После того случая на премьере Аллен совсем охладел к Анне-Марии. Перекидывался с ней парой фраз, а потом бежал обратно к своей приме, к Софи, к этой слащавой блондинке, которая словно облитый патокой сливочный приторно-сладкий торт. Анна-Мария ненавидела сладкое.
Сегодня на ней был джемпер крупной вязки, оголяющий плечи, легкая шифоновая юбка и лосины. Свои густые темные волосы она собрала в хвост. На ногах – угги, но уже голубые. Те, розовые, Валевская выкинула. Глядя на них, она каждый раз вспоминала фразу Маэля: «Классные туфельки».
С той ночи в ее квартире она все думала о нем, непредсказуемом и безумном. Наверняка он может улыбаться, когда отрезает кому-то голову, может ударить, а потом обнять и поцеловать. В его голове словно не было четкой системы, он потакал своим желаниям и побуждениям, не планируя наперед. Спонтанный, дикий… И при этом действующий всегда наверняка.
Чем он руководствовался, когда вломился к ней? Грозился убить, если Анна-Мария будет болтать, угрожал ей пистолетом. А потом поцеловал в шею, наговорил комплиментов, оставил свой номер и пропал.
– Какого, нахрен, черта, твою мать? – прошипела тихо Валевская.

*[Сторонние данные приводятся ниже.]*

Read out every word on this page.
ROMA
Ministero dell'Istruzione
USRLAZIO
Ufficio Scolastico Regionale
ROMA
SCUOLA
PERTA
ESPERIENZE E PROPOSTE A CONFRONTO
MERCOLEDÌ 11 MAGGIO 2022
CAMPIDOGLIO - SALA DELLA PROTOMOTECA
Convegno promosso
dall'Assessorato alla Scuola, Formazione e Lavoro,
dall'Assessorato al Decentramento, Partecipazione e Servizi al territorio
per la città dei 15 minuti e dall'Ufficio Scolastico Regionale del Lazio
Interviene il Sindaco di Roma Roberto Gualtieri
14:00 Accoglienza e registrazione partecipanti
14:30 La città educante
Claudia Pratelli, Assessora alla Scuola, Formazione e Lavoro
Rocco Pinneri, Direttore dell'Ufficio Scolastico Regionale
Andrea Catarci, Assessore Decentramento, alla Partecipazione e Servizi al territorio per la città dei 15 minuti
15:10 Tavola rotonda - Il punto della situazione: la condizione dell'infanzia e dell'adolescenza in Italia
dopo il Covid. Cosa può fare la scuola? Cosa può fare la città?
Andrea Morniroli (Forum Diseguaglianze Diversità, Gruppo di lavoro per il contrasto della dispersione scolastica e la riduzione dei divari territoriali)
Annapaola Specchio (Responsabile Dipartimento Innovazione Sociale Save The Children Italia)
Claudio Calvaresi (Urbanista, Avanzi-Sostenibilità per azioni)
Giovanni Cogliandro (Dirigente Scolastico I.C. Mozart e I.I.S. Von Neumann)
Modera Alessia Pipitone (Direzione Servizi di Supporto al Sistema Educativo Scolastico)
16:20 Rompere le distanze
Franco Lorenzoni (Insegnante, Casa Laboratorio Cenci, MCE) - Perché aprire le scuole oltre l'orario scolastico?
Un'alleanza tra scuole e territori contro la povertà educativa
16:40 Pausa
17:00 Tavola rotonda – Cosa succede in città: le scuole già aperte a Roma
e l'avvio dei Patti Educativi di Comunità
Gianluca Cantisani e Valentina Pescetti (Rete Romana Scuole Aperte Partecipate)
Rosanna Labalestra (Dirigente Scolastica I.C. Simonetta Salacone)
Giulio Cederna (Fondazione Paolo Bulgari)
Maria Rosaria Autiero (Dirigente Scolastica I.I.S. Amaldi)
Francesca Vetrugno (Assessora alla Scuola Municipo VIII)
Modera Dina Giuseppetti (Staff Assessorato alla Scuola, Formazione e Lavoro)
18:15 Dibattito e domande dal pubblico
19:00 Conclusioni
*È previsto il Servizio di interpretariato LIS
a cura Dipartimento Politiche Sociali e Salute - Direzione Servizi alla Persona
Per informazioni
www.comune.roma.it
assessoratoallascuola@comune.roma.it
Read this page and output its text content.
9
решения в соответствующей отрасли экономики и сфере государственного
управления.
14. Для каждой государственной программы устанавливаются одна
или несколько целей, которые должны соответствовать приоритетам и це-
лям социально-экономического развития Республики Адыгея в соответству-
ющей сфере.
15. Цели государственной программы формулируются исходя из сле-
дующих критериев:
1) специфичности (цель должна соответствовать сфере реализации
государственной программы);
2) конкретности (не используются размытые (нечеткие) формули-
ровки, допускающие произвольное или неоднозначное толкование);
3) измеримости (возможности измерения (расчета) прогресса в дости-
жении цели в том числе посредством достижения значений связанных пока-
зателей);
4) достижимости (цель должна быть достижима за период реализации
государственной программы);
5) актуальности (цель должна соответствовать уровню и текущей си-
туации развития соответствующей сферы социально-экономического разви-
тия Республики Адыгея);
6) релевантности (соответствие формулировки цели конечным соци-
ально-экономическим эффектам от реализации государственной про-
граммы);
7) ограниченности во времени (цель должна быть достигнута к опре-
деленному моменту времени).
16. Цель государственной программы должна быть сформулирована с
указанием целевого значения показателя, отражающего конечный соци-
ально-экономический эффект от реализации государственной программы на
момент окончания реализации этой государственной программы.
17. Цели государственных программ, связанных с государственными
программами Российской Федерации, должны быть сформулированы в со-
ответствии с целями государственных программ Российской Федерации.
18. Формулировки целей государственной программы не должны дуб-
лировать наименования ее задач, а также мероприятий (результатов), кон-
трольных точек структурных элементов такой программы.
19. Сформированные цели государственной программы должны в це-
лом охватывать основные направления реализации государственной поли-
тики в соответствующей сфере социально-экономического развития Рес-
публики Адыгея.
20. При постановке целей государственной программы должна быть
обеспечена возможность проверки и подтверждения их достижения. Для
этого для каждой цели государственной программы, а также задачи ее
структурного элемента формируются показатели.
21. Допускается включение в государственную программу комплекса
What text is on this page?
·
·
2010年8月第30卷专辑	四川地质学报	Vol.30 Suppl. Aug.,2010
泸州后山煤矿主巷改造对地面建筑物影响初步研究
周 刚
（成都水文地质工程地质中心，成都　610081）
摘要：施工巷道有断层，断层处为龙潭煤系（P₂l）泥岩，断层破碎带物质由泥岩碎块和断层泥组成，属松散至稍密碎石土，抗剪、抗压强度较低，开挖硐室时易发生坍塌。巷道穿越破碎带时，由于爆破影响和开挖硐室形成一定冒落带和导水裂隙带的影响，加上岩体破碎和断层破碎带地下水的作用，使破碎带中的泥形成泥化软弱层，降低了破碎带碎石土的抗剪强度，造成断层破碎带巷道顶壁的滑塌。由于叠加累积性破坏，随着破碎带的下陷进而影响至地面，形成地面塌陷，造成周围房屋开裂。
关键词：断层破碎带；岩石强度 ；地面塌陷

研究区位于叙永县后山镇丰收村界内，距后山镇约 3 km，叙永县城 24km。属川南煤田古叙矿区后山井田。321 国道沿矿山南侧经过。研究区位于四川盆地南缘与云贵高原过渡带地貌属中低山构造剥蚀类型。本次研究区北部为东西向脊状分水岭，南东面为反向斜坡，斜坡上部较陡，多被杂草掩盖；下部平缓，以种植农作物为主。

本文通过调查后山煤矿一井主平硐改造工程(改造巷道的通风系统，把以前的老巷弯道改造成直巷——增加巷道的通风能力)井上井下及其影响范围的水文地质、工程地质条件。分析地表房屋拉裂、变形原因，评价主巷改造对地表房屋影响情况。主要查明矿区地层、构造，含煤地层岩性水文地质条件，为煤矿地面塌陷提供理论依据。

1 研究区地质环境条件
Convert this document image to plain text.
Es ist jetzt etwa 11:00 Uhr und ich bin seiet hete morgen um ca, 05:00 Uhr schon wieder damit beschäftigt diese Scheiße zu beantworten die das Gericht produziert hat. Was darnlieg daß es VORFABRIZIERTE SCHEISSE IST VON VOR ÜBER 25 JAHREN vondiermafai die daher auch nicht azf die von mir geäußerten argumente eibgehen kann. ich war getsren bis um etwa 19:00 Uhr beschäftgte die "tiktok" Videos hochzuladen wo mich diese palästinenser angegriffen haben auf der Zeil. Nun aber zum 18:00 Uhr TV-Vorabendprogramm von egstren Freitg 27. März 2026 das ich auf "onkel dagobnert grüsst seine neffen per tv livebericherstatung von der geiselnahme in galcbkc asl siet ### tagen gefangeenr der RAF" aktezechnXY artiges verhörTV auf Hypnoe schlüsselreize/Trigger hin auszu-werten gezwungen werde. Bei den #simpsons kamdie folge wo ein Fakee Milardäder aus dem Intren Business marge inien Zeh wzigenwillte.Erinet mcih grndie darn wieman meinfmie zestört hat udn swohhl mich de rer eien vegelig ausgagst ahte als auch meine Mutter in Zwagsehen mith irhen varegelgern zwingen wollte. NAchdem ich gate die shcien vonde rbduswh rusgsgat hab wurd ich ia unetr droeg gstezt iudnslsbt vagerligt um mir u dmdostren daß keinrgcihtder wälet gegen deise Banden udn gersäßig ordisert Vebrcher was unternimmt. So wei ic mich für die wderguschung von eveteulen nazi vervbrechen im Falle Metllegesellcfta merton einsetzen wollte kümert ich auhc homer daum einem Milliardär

– Прима негодует уже с утра?
Этот насмешливый голос мог принадлежать только одному человеку. Перед Валевской стоял один из главных солистов, их ангел – белокожий и беловолосый, с заостренными чертами лица и фиолетово-голубыми глазами, взгляд которых всегда казался слегка мечтательным и отсутствующим. Он весь словно светился, и порой действительно можно было поверить, что этот человек сошел с небес.
Но это было не так. Все объяснялось просто – Северин Каст страдал альбинизмом. Отсутствие пигмента меланина в теле сделало его таким. Поэтому он был словно светлое пятно в их разномастной труппе. Эта врожденная особенность сделала его любимцем публики и звездой балетной сферы. А некоторые особо впечатлительные люди и вовсе сразу в него влюблялись.
– Северин, – обратилась к нему Анна-Мария, – ты чертовски не вовремя.
Он сел рядом с ней и тоже начал разминать ступни в теплых мягких тапочках. На фоне серой майки и черных брюк кожа его белела как снег. Северин поглядывал на Анну-Марию и улыбался по-доброму. Он был единственный, с кем она могла спокойно общаться, кого не приходилось терпеть и с кем она, наверное, даже водила дружбу. По крайней мере, в этом убеждал ее он.
– Давай, расскажи, – пихнул он ее в плечо, – не дуйся.
– Хорошо тебе, ты танцуешь одни главные роли, – пробормотала Анна-Мария.
– Не ной, Валевская. Ты же знаешь, я тоже хочу, чтобы ты стала примой и чтобы мы танцевали вместе. Аллен, наша голубая звездочка, просто капризничает. Подожди немного, и он сам прибежит к тебе с ролью.
Анна-Мария рассеянно кивнула. Да, ее бесило то, что она пока просто солистка, но сейчас она думала о другом. Маэль. Он оставил ей своей номер. Зачем? Что он хочет от нее? Сказал, чтобы она позвонила, когда отчается и возненавидит мир больше, чем сейчас.
А куда больше?
Она почувствовала на плече руку Северина, который обеспокоенно смотрел на нее. При ярком дневном свете было видно, как его белесые ресницы, словно густой ковровый ворс, обрамляют бледные голубые глаза.
– Ты переживаешь из-за премьеры?
– Что было, то прошло, – ответила Анна-Мария. – Но знаешь…
Она запнулась. Болтливость была для нее нехарактерна, но поделиться с Северином она всегда могла.
– Что?
– Север, пообещай, что будешь молчать, – вкрадчиво проговорила Анна-Мария.
– Ты кого-то убила? – спросил он. – Я знал, что ты способна на это. По тебе видно, знаешь.
Анна-Мария нахмурилась.
– Ты совсем дурной? – она чуть наклонилась, глубоко вздохнув. – В общем, слушай. На днях я столкнулась с одним человеком. Он очень опасный. По-настоящему опасный, он может убить. Он пристал ко мне, мы с ним почти подрались. Так вот… Он все вертится у меня в голове.